Editorial: Fishy business is worth investigating
The odds are that diners who take the bait and pay a hefty price for a gourmet fish like red snapper or Chilean sea bass are being played for suckers. As often as not, the fish they pay for is not the fish they’re served but a less expensive substitute. In one series of tests cited by the conservation group Oceana, for example, up to three-quarters of the fish labeled as red snapper was actually something else.
This month, the Boston Globe published a lengthy expose by reporters Jenn Abelson and Beth Daley on the mistaken, deceptive or potentially fraudulent labeling of seafood by restaurants, fish distributors and retailers. One restaurant charged for red snapper but served tilapia, an inexpensive farm-raised fish. Another substituted a cheaper snapper relative for the real thing. The mislabeling of inexpensive Pacific cod as pricey Atlantic cod was commonplace.
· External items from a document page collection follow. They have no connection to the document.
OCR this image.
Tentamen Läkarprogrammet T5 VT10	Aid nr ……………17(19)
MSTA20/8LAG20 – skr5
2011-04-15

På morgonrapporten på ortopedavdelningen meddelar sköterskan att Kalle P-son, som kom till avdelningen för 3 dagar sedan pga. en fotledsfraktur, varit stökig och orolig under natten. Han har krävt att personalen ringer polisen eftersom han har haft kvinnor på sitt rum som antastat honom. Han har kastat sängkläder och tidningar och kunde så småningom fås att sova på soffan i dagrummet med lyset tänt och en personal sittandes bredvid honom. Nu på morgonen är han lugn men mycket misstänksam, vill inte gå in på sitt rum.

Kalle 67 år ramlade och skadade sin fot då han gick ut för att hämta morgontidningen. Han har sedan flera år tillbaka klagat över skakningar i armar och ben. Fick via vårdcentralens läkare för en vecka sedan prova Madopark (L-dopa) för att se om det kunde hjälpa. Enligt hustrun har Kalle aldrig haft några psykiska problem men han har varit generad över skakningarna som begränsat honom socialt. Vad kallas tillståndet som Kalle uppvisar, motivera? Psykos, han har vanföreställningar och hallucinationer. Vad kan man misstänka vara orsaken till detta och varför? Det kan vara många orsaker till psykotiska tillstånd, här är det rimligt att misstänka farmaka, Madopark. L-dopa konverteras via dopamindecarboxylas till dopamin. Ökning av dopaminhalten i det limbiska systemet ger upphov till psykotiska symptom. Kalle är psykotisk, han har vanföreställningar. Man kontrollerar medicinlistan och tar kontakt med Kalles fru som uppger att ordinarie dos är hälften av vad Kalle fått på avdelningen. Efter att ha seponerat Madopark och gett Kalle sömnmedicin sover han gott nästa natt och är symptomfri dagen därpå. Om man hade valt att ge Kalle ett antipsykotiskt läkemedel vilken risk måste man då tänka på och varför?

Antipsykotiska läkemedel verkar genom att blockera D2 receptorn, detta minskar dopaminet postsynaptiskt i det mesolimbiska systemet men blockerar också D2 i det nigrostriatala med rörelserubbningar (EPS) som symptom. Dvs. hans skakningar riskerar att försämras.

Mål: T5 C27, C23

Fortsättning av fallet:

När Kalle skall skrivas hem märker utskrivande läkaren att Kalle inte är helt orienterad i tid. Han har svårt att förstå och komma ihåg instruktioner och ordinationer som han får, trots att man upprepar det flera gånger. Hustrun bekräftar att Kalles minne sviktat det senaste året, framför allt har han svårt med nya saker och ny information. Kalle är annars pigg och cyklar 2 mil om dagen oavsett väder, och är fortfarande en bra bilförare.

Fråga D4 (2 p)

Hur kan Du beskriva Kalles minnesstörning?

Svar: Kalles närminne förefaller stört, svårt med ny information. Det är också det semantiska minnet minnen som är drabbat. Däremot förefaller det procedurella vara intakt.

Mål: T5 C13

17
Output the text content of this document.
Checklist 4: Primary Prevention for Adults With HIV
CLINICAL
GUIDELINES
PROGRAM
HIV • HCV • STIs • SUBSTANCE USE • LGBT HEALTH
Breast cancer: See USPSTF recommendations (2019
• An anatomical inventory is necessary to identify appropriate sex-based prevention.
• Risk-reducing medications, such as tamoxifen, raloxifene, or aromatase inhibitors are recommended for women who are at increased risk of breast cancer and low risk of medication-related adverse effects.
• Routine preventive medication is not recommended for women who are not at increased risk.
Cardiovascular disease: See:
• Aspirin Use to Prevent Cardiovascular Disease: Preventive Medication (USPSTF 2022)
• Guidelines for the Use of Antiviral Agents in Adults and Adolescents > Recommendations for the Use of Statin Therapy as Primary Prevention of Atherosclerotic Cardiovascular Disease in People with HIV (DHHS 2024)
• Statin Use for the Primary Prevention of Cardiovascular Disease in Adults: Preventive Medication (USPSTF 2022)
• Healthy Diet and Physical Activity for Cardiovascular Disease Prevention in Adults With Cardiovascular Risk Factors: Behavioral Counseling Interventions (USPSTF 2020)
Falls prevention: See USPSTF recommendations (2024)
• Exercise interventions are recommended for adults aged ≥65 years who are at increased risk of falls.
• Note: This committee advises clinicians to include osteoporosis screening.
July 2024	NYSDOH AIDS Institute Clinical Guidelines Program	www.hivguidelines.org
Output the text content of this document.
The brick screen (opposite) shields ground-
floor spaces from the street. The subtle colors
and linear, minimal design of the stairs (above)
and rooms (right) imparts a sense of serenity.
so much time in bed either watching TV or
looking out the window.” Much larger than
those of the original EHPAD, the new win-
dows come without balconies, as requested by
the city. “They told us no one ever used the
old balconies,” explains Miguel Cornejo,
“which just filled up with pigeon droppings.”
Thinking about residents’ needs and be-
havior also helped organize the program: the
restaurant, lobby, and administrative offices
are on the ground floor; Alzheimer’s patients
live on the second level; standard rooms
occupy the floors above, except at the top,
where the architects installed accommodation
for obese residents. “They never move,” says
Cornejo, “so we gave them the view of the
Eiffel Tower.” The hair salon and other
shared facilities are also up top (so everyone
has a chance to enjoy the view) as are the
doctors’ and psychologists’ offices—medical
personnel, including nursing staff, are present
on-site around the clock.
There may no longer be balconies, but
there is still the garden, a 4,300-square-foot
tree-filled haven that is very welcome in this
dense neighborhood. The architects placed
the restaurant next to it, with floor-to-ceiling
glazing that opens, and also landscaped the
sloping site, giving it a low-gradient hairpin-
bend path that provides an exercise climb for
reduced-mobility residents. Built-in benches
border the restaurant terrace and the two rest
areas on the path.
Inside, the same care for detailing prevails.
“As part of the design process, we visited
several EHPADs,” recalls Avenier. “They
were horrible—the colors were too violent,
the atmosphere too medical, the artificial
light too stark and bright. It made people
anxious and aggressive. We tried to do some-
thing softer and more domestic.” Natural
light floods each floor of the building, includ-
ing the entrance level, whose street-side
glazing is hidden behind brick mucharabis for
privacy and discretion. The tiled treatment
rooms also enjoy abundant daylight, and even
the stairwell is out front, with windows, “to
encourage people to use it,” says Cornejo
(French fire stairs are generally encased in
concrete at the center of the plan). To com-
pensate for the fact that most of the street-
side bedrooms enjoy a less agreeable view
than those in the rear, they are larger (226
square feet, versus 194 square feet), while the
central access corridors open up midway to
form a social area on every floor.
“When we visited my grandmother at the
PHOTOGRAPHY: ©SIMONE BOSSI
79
Some Boston landmarks were caught serving mislabeled seafood, and not for the first time, by the Globe, which paid to have DNA tests done on fish samples.
Kudos to the Globe for trying to keep the poorly regulated seafood industry honest. The problem is global and one that Congress has given too little attention to. States too, have largely taken a hands-off approach and, as far as we could discover, no New Hampshire agency has ever conducted DNA tests of seafood to verify its seller’s claims. It’s about time one of them did. At one lab used by the Globe, DNA testing 95 samples of fish cost about $4,000; testing just a single sample at another lab, $84.
Nationally, the mislabeling of seafood, as well as other tricks by dishonest fishmongers, cheats consumers out of billions of dollars every year. Atlantic cod, for example, costs $4 per pound more than Pacific cod; coho salmon is much cheaper than King salmon; wild salmon more expensive than farm-raised fish. Customers also overpay when vendors pay seafood prices for ice and water. In 2010, a joint testing effort by agencies in 17 states found more than 21,000 packages of seafood whose weight was up to 40 percent water. A similar fraud occurs when scallops are treated with additives that allow them to retain extra water or where extra breading is used on a seafood product.
New Hampshire diners and shoppers would save many times the cost of the periodic random testing of fish by the food protection division of the state Health and Human Services Department or some other agency. The testing wouldn’t have to be comprehensive to have a big effect. No restaurant owner, chef, retailer or distributor wants the kind of publicity that comes with getting caught cheating customers.
Mislabeled seafood also carries health risks that can be serious or even fatal. One restaurant in the Globe investigation served an oily fish called escolar, also known as snake mackerel, instead of tuna. Escolar, particularly if eaten in quantity, can cause severe gastrointestinal distress and oily, orange diarrhea that can last for days. Mislabeled fish can cause allergic reactions in some people, contain toxins, or dose consumers with an unacceptable level of mercury, lead or some other contaminant. The likelihood of contamination increases when seafood comes from nation’s with lax environmental laws and regulatory agencies.
Several federal agencies make a limited effort to combat seafood fraud, but the widespread nature of the problem is proof that they aren’t doing enough. States, which have the power to levy fines and impose sanctions, should emulate organizations like Oceana, Consumer Reports and the Boston Globe, and run spot DNA tests to keep the industry honest. We urge lawmakers and Gov.-elect Maggie Hassan to do so. They, and consumers, might be surprised at what they find.